Ericsson initially developed the Erlang programming language for telephone management applications. It uses an actor model for concurrency. Erlang also provides automatic garbage collection like Java. A functional language subset has strict evaluation, single assignment, and dynamic typing. Functional programming languages have many benefits when it comes to parallel programming.

Haskell is one of the premier functional programming languages (see “Embedded Functional Programming Using Haskell” at electronicdesign.com). Parallel programming support is in a state of flux as Haskell is also used for research. One approach employs “strategies” that can be tuned for a particular application or host.

Haskell’s Hindley-Milnet global type inference provides many advantages in dealing with parallel algorithms, but functional programming’s single assignment (immutable variables), lazy evaluation, and use of monads will bend the minds of programmers used to C/C++ and Java.

Google’s Go and Scala, two languages designed from scratch along more conventional lines compared to Haskell, provide a concurrent programming environment (see “If Your Programming Language Doesn’t Work, Give Scala A Try” at electronicdesign.com). They draw some aspects from functional programming as well as other programming languages. Scala is not a superset of Java, but it is close.

Go includes lightweight threads called goroutines that communicate using pattern matching channels. Scala runs on a Java virtual machine (JVM). It includes parallel collections that have a collection interface but can process the contents using parallel semantics.

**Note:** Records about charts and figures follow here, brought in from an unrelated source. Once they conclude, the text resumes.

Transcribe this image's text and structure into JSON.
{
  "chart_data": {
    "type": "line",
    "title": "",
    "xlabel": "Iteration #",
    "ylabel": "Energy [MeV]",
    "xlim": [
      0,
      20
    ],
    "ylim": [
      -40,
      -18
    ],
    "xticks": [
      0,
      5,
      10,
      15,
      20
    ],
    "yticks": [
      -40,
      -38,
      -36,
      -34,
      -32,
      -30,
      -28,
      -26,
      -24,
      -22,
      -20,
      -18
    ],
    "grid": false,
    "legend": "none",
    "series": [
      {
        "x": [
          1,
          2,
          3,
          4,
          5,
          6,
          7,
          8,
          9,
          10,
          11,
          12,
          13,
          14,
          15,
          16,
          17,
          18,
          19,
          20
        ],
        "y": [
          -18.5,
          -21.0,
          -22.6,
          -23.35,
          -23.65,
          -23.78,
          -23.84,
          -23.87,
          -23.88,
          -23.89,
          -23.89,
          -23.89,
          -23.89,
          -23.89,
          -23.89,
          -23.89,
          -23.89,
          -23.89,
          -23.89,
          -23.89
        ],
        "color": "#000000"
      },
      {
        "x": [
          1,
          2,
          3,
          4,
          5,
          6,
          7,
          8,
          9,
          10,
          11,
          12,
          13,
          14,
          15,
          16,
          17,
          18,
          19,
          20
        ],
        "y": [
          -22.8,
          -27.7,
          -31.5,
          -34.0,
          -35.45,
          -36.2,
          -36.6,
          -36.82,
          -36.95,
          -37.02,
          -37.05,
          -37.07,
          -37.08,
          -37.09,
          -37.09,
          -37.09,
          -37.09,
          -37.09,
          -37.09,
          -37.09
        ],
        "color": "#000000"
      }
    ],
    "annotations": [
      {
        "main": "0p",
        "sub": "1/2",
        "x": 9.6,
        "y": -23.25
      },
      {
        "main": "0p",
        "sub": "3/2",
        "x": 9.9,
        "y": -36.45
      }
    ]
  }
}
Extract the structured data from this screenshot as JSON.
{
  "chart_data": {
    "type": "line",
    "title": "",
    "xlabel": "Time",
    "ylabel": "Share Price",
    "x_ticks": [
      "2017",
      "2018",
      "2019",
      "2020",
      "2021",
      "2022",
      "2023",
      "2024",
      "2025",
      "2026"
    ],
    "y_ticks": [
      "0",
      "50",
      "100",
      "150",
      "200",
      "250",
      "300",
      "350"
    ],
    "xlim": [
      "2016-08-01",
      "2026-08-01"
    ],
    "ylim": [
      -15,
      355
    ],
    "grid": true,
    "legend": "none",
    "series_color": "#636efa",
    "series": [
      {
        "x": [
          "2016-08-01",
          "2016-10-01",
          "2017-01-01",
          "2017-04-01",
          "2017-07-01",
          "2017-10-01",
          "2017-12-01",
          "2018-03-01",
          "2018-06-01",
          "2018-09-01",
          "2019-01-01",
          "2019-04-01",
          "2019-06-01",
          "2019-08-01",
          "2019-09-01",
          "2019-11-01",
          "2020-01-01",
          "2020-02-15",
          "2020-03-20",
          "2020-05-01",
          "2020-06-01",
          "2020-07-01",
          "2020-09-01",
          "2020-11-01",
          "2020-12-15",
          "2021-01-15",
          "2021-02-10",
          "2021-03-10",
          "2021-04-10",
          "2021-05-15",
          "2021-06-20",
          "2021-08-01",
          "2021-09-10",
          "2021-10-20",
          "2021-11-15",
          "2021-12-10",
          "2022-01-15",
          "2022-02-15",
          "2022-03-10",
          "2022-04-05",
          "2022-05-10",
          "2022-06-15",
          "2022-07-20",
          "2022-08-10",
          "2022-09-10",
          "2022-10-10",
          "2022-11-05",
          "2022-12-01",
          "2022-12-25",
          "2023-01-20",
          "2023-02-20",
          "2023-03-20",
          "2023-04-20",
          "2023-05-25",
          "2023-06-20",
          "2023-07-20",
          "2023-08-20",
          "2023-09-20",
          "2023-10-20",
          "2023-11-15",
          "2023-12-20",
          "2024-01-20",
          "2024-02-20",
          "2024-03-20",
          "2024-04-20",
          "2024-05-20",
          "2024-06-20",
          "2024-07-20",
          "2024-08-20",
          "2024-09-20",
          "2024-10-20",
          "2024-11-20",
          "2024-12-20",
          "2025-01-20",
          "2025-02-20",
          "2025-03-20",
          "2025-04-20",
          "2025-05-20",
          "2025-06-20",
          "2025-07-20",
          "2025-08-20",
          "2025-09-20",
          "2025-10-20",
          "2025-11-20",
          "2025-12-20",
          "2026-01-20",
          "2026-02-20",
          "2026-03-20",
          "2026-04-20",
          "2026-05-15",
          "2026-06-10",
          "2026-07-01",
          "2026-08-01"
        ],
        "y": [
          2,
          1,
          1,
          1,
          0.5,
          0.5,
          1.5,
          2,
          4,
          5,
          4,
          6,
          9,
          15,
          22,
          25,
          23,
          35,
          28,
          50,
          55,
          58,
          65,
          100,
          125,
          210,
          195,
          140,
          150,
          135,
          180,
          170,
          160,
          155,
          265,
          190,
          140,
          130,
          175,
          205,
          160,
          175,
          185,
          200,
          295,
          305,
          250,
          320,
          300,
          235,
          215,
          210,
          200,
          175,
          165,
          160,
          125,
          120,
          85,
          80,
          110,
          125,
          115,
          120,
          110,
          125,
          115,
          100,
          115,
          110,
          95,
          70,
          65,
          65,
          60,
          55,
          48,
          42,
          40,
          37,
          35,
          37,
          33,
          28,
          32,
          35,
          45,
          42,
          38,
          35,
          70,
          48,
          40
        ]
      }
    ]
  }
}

National Instruments’ LabVIEW is one of the few dataflow programming languages (see “LabVIEW 2010 Hits NI Week” at electronicdesign.com). Dataflow semantics allow computations to occur in parallel, and LabView applications map nicely to parallel hardware including FPGAs and GPUs. LabVIEW’s graphical nature tends to make the parallel operations more apparent to programmers.

There are many choices when it comes to parallel programming. Incremental enhancements like Cilk++ or OpenCL may be suitable in many instances, but developers should not overlook more radical changes.